Il capitano di quella squadra è Sailen Manna, difensore che le foto dell’epoca ritraggono con i capelli corvini impomatati e pettinati all’indietro. Gioca per 19 anni nel Mohun, ricevendo come stipendio appena 19 rupie, circa mezzo dollaro (chissà cosa ne pensa David Trezeguet, che, al Pune City, per un paio di mesi percepirà un ingaggio a sei zeri). Manna è morto nel 2012, ai funerali hanno partecipato duemila persone e persino l’Economist gli ha dedicato un lungo necrologio. Nell’Olimpo del calcio locale è preceduto soltanto da Mohammed Abdul Salim, che negli Anni 30 sale su una nave, sbarca a Glasgow ed è ingaggiato dal Celtic, diventando il primo indiano a giocare all’estero a livello professionistico (nel frattempo, solo altri cinque ci sono riusciti). Ovviamente scendendo in campo scalzo, con delle garze ad avvolgere giusto le caviglie.
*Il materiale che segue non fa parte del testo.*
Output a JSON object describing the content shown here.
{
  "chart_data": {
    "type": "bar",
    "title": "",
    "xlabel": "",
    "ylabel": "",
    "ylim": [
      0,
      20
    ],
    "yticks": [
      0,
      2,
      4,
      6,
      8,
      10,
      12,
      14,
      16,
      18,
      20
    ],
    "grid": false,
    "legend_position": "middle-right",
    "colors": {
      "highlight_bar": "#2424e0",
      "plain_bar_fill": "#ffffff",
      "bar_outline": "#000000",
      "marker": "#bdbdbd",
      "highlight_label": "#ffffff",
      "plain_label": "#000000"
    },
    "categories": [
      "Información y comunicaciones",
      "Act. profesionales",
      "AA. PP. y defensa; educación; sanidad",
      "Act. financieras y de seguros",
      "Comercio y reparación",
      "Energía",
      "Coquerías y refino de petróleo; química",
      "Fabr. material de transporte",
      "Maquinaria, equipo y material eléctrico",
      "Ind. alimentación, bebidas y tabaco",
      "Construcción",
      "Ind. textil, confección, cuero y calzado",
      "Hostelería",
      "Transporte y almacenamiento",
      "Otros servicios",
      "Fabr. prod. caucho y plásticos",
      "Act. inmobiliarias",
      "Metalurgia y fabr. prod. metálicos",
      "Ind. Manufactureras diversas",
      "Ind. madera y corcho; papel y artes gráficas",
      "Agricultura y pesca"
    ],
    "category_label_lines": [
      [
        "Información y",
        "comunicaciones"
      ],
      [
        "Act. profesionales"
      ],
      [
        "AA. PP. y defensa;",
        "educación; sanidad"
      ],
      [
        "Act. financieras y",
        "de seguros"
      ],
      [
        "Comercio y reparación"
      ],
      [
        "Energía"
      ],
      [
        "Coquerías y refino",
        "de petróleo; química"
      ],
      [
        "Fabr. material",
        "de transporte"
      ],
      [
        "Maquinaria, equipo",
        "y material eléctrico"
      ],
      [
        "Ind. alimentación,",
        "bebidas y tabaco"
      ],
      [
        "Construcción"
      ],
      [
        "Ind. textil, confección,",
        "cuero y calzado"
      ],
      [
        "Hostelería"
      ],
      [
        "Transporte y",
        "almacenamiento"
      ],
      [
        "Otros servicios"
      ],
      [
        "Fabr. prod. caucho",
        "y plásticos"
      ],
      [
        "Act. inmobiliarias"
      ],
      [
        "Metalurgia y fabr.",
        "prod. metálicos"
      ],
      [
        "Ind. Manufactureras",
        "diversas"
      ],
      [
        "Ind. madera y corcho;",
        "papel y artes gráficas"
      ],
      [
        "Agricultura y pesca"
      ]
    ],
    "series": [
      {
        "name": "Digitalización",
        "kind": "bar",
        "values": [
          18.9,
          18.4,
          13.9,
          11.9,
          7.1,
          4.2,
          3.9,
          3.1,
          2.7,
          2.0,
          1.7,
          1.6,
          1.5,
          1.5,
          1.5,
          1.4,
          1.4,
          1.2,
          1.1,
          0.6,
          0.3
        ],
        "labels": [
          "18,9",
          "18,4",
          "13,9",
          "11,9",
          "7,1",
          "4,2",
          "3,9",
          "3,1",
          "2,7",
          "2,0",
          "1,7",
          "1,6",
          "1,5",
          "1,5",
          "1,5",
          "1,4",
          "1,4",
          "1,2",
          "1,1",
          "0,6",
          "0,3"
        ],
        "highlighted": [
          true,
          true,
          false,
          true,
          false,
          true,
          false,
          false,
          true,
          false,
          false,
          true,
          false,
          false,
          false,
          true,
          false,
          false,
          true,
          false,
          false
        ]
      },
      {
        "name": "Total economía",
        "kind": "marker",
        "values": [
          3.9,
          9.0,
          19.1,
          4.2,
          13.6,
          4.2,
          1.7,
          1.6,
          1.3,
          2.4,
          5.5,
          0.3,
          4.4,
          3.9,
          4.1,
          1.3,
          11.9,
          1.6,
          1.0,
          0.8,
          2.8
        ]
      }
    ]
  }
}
Il vero problema del calcio indiano, che ha un bacino di 1,2 miliardi di abitanti, è che da almeno 50 anni non produce calciatori della pasta di Manna e Salim. Il campione di ieri è Baichung Bhutia, “il regalo di Dio al calcio indiano”. Attaccante, nel ’99 è tesserato dal Bury (Terza Divisione inglese) e poi dal Perak in Malaysia, ma è famoso più che altro per aver vinto l’edizione indiana di Ballando con le stelle e aver rifiutato di portare la torcia olimpica. Quello del presente è il capitano della nazionale, Sunil Chhetri: ha segnato più di 40 gol con le Tigri, ma quando ha provato a emigrare in Usa i Kansas City Wizards l’hanno ricacciato subito indietro. Il campione del futuro sarà, forse, Brandon Fernandes, 20 anni, un Giovinco indiano (è alto 165 cm) che ha fatto provini in diverse squadre inglesi senza trovare nessuna disposta a tesserarlo.

MATERAZZI CON TURBANTE
Se il panorama è questo, ben vengano Luis Garcia e Pirès, Elano e David James, Capdevila, Mutu e Materazzi, gli altri volti noti della Super League (ci saranno anche gli italiani Cirillo e Belardi e l’allenatore Franco Colomba). Il format della Lega voluta da Rupert Murdoch copia quello della Indian Premier League di cricket. Otto franchigie che si sfideranno dal 12 ottobre al 20 dicembre: girone all’italiana, poi semifinali e finale. Per convincere le vecchie glorie a emigrare in India si sono mobilitati ex assi di cricket, star di Bollywood e ricchi industrali. Qualche soldo è arrivato dall’estero: i Della Valle hanno acquistato una quota del Pune e il proprietario dell’Atletico Madrid, Miguel Marín, ha puntato sull’Atlético de Kolkata, che non a caso vestirà la maglia biancorossa. Puntare sui vecchi, guardando ai giovani: ecco l’idea alla base della Isl. Perché se è vero che in India il cricket la fa da padrone, il calcio è già oggi il secondo sport, che i ragazzi praticano più di badminton, hockey su prato e kabbadi. Ogni anno circa 130 milioni di indiani guardano il football in tv, specie Premier e Champions. Club come Manchester Utd, Liverpool e Barcellona hanno aperto delle academy. “Il cricket era lo sport dei padri. Il calcio è quello dei figli”, recita uno degli slogan della neonata Lega. Per un Jamal Malik, il protagonista del film The Millionaire che svolta grazie a un quiz tv, ci sono milioni di ragazzini nati negli slum che oggi sognano di diventare famosi col cricket e domani potranno farlo con il calcio. Come Rajib Roy, 16 anni, cresciuto a Sonagachi, quartiere a luci rosse di Calcutta dove la madre faceva la prostituta. Qualche mese fa il Manchester Utd l’ha invitato ad allenarsi un paio di settimane con la squadra. Come Sailen Manna, come Mohammed Abdul Salim, Rajib ha imparato a giocare a piedi nudi per strada. In fondo, negli ultimi 50 anni l’India del calcio non è molto cambiata.